Nellyfer, die Elfenamme, stand vor einer von drei stattlichen, weit ausladenden Bavariabuchen, die mit ihren weit verzweigten, tief herabhängenden Ästen wie Riesenpilze wirkten und mit dem geschlossenen Blätterdach Unterkünfte für den Elfennachwuchs boten. So diente der umfangreichste Baum als Tagesschule, der mittlere als Kita und der kleinste als Krippe für die Allerjüngsten, die Nellyfer betreute.
Für den heutigen Festtag waren die Gemeinschaftsräume aller Buchen zu Schlafsälen für die Elfenkinder umfunktioniert worden.
Nellyfer stellte sich auf die Zehenspitzen und reckte sich fast den Hals aus, um Ausschau nach Elfenmüttern im Anflug zu halten, konnte aber keine erblicken, vielleicht, weil die Sonne blendete. Am längsten Tag des Jahres hatte sie am späten Abend kaum von ihrer Strahlkraft eingebüßt. Hilflos händeringend wippte sie ungeduldig auf und ab.
Die Jungen waren doch schon da; wo blieben nur die Mädchen?
Prüfend zu den Nachbarbuchen herüberblickend stellte sie erleichtert fest, dass dort auch noch eine Kollegin auf die ihren zu warten schien.
Nellyfer seufzte. Die hatten es gut da drüben, arbeiteten im eingespielten Team, konnten sich problemlos abwechseln und vertreten. Sogar an Festtagen hatten dort je drei Elfen Dienst.
Sie jedoch war ganz alleine verantwortlich für Kinder im ersten Lebensjahr und hatte kaum Hilfe, außer dass Walfriede im Notfall für sie einsprang.
Erfreut winkte sie herüber, als sie die Freundin in der Kindergärtnerin erkannte, die vor der Kita Buche stand. Walfriede winkte lebhaft zurück. Sie trug dieselbe Diensttracht wie sie, ein weiß blau gestreiftes kurzes Kleid mit weiß- blau gestreifter, gerüschter Trägerschürze.

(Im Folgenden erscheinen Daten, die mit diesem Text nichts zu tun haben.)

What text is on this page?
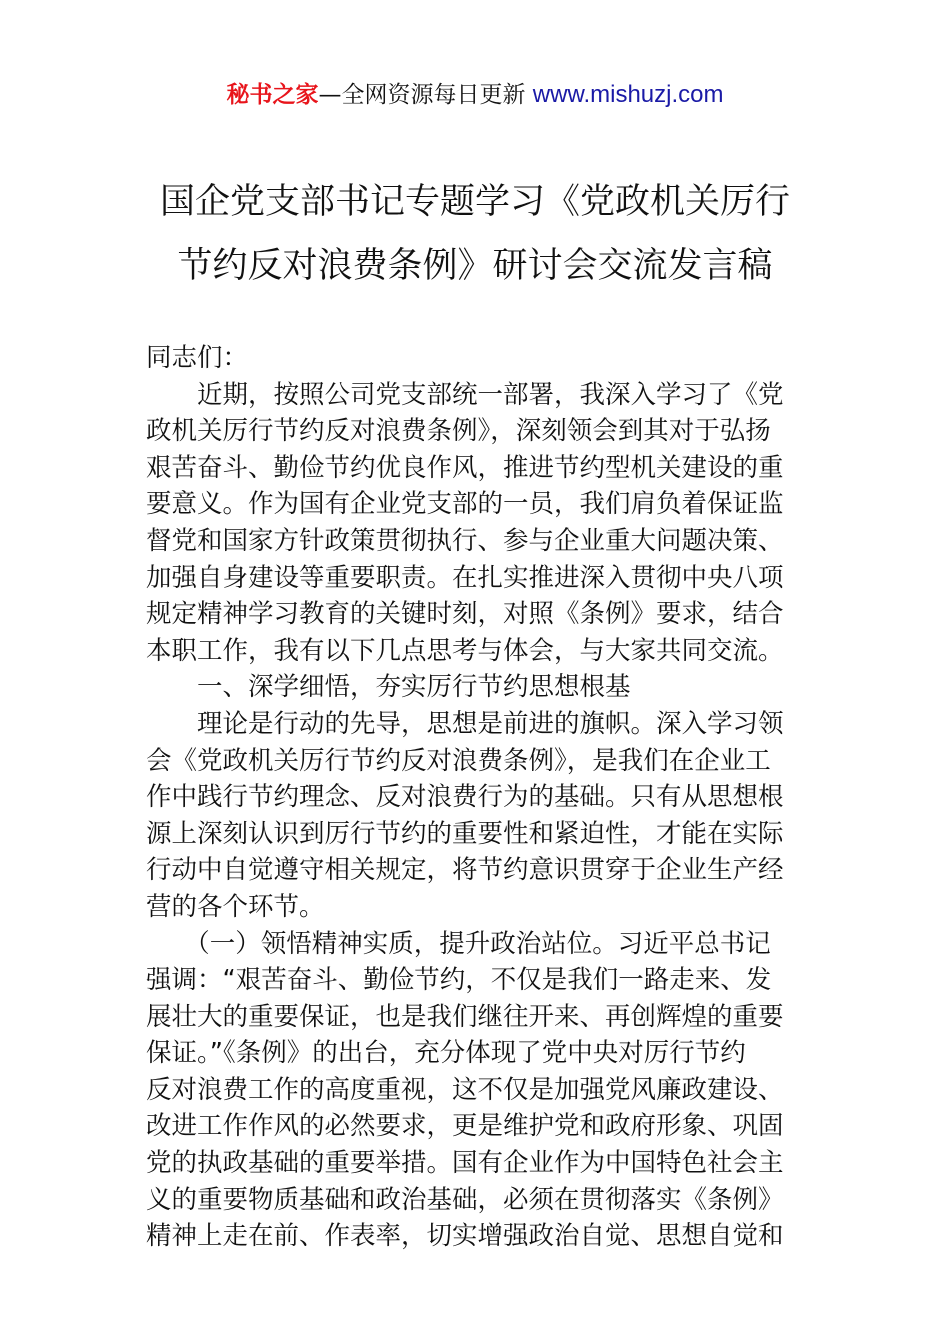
秘书之家—全网资源每日更新 www.mishuzj.com
国企党支部书记专题学习《党政机关厉行
节约反对浪费条例》研讨会交流发言稿
同志们：
　　近期，按照公司党支部统一部署，我深入学习了《党
政机关厉行节约反对浪费条例》，深刻领会到其对于弘扬
艰苦奋斗、勤俭节约优良作风，推进节约型机关建设的重
要意义。作为国有企业党支部的一员，我们肩负着保证监
督党和国家方针政策贯彻执行、参与企业重大问题决策、
加强自身建设等重要职责。在扎实推进深入贯彻中央八项
规定精神学习教育的关键时刻，对照《条例》要求，结合
本职工作，我有以下几点思考与体会，与大家共同交流。
　　一、深学细悟，夯实厉行节约思想根基
　　理论是行动的先导，思想是前进的旗帜。深入学习领
会《党政机关厉行节约反对浪费条例》，是我们在企业工
作中践行节约理念、反对浪费行为的基础。只有从思想根
源上深刻认识到厉行节约的重要性和紧迫性，才能在实际
行动中自觉遵守相关规定，将节约意识贯穿于企业生产经
营的各个环节。
　　（一）领悟精神实质，提升政治站位。习近平总书记
强调：“艰苦奋斗、勤俭节约，不仅是我们一路走来、发
展壮大的重要保证，也是我们继往开来、再创辉煌的重要
保证。”《条例》的出台，充分体现了党中央对厉行节约
反对浪费工作的高度重视，这不仅是加强党风廉政建设、
改进工作作风的必然要求，更是维护党和政府形象、巩固
党的执政基础的重要举措。国有企业作为中国特色社会主
义的重要物质基础和政治基础，必须在贯彻落实《条例》
精神上走在前、作表率，切实增强政治自觉、思想自觉和
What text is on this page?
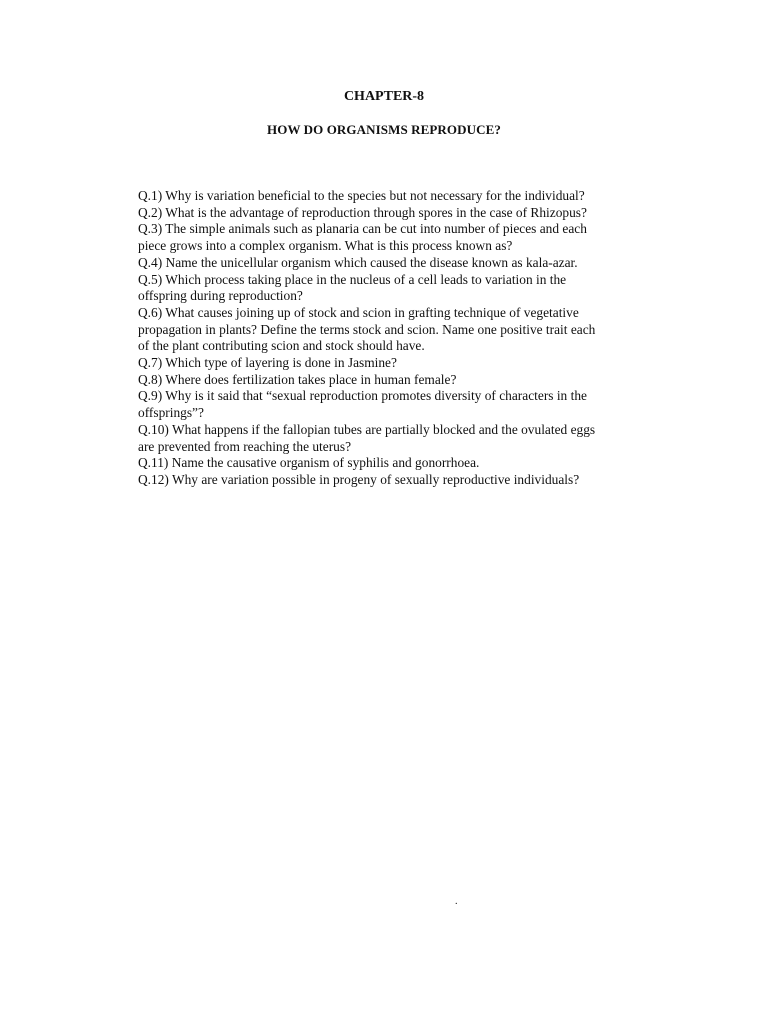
CHAPTER-8
HOW DO ORGANISMS REPRODUCE?
Q.1) Why is variation beneficial to the species but not necessary for the individual?
Q.2) What is the advantage of reproduction through spores in the case of Rhizopus?
Q.3) The simple animals such as planaria can be cut into number of pieces and each
piece grows into a complex organism. What is this process known as?
Q.4) Name the unicellular organism which caused the disease known as kala-azar.
Q.5) Which process taking place in the nucleus of a cell leads to variation in the
offspring during reproduction?
Q.6) What causes joining up of stock and scion in grafting technique of vegetative
propagation in plants? Define the terms stock and scion. Name one positive trait each
of the plant contributing scion and stock should have.
Q.7) Which type of layering is done in Jasmine?
Q.8) Where does fertilization takes place in human female?
Q.9) Why is it said that “sexual reproduction promotes diversity of characters in the
offsprings”?
Q.10) What happens if the fallopian tubes are partially blocked and the ovulated eggs
are prevented from reaching the uterus?
Q.11) Name the causative organism of syphilis and gonorrhoea.
Q.12) Why are variation possible in progeny of sexually reproductive individuals?
.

Wie immer wirkte sie wie aus dem Ei gepellt, sauber und adrett.
Nellyfer hingegen legte nicht allzu viel Wert auf ihr Äußeres. Ihr Kleid war verknittert, die haltgebende Schürze verfleckt, ohne die es um ihre zierliche Gestalt herum geschlackert wäre. Dass immer wieder ein Träger von ihren schmalen Schultern herunter rutschte, störte sie normalerweise nicht, doch heute machte es sie nervös, dass sie ständig daran herumzupfte.
Es wollte ihr einfach nicht gelingen, sich gut sitzende Kleidung anzuzaubern, zumal sie ihren Zauberstab oft nicht finden konnte, geschweige denn die Sachen glatt und fleckenlos zu halten, was sich als ein Ding der Unmöglichkeit erwies, wenn die Kleinen an ihr herum zerrten und sich einen Spaß daraus machten, sie beim Füttern anzuspucken.
Walfriede war etwas älter und größer als sie und von dichterer Gestalt. Ihr rötlicher Pagenkopf war exakt in der Mitte gescheitelt; kleine Mandelaugen blitzten gescheit aus dem pausbackigen Gesicht. Die Freundin war auch ungebunden und ohne eigene Kinder, meistens gut gelaunt, lebhaft und fleißig, oft gar übereifrig, ging sie doch völlig in ihrer Arbeit auf.
Neben ihr wirkte Nellyfer noch durchscheinender und zartgliedriger als sie ohnehin
schon war. Das herzförmige Gesicht, beherrscht von wasserblauen Kulleraugen, umrahmte ein strohblonder Kraus- oder vielmehr Struwwelkopf, der kaum zu bändigen war. Sie machte sich auch kaum die Mühe. Es gab schließlich wichtigere Dinge!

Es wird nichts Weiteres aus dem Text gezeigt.